Dissecting RNA selectivity mediated by tandem RNA-binding domains.

RNA-protein interactions are pivotal to proper gene regulation. Many RNA-binding proteins possess multiple RNA-binding domains; however, how these domains interplay to select and regulate RNA targets remains poorly understood. Here, we investigate three multidomain proteins, Musashi-1, Musashi-2, and unkempt, which share a high degree of RNA specificity, a common feature across RNA-binding proteins. We used massively parallel in vitro assays with unprecedented depth with random or naturally derived RNA sequences and find that individual domains within a protein can have differing affinities, specificities, and motif spacing preferences.
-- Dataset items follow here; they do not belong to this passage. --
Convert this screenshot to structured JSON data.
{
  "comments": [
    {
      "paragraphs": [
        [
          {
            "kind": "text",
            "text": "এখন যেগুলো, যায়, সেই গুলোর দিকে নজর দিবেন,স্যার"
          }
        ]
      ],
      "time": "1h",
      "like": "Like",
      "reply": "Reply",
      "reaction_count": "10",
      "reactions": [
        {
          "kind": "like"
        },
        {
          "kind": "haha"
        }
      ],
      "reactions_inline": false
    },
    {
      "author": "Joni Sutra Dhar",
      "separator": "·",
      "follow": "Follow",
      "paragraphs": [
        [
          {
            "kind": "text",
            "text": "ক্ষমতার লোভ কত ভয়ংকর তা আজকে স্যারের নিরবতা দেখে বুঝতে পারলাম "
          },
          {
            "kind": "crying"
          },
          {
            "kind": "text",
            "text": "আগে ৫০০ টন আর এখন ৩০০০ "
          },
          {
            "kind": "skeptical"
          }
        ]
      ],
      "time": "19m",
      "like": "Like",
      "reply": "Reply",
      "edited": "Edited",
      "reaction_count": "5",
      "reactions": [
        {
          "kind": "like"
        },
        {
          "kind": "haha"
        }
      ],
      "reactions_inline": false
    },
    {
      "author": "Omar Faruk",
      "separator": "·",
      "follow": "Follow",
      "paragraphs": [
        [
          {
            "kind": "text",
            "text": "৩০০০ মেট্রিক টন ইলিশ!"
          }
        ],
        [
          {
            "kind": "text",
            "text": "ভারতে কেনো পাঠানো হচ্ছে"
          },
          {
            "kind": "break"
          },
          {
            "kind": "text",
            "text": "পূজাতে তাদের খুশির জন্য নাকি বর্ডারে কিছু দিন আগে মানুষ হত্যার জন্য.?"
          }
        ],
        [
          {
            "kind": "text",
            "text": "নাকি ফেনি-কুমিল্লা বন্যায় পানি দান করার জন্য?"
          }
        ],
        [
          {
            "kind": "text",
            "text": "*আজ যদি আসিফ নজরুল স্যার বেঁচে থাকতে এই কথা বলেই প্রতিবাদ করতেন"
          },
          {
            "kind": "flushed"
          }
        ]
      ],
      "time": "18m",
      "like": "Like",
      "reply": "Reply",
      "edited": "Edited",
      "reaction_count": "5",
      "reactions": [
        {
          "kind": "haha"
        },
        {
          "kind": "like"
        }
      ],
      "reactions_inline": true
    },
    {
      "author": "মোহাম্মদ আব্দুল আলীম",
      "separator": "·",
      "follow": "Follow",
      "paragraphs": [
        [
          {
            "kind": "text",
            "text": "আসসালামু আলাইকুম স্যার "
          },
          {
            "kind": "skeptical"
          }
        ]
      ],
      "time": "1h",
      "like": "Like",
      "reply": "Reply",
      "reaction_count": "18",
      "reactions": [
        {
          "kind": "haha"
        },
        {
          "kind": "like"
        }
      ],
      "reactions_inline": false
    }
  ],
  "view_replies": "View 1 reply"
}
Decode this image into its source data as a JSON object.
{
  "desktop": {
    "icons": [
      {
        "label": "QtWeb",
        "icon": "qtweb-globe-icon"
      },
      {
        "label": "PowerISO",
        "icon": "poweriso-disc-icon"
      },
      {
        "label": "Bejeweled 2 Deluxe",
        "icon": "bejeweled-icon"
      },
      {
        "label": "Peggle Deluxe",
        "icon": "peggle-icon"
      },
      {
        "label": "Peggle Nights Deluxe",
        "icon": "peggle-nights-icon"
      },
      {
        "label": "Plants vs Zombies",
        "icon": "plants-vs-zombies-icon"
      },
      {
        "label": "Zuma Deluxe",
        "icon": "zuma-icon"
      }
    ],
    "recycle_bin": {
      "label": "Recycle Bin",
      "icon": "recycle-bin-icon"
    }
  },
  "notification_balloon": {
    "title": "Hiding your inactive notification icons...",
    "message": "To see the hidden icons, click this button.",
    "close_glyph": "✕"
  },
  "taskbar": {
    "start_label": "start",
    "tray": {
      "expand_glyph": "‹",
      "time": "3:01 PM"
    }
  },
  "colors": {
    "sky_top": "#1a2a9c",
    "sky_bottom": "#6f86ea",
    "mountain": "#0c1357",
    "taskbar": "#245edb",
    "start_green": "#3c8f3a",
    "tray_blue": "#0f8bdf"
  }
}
We conducted large scale competition assays between these proteins and determined how individual protein specificities and affinities influence competitive binding. Integration of binding and regulation in cells with in vitro specificities showed that target selection involves a combination of the protein intrinsic specificities described here, but cellular context is critical to drive these proteins to motifs in specific transcript regions. Finally, evolutionarily conserved RNA regions displayed evidence of binding multiple RBPs in cultured cells, and these RNA regions represent the highest affinity targets. This work emphasizes the importance of in vitro and in cultured cells studies to fully profile RNA-binding proteins and highlights the complex modes of RNA-protein interactions and the contributing factors in target selection.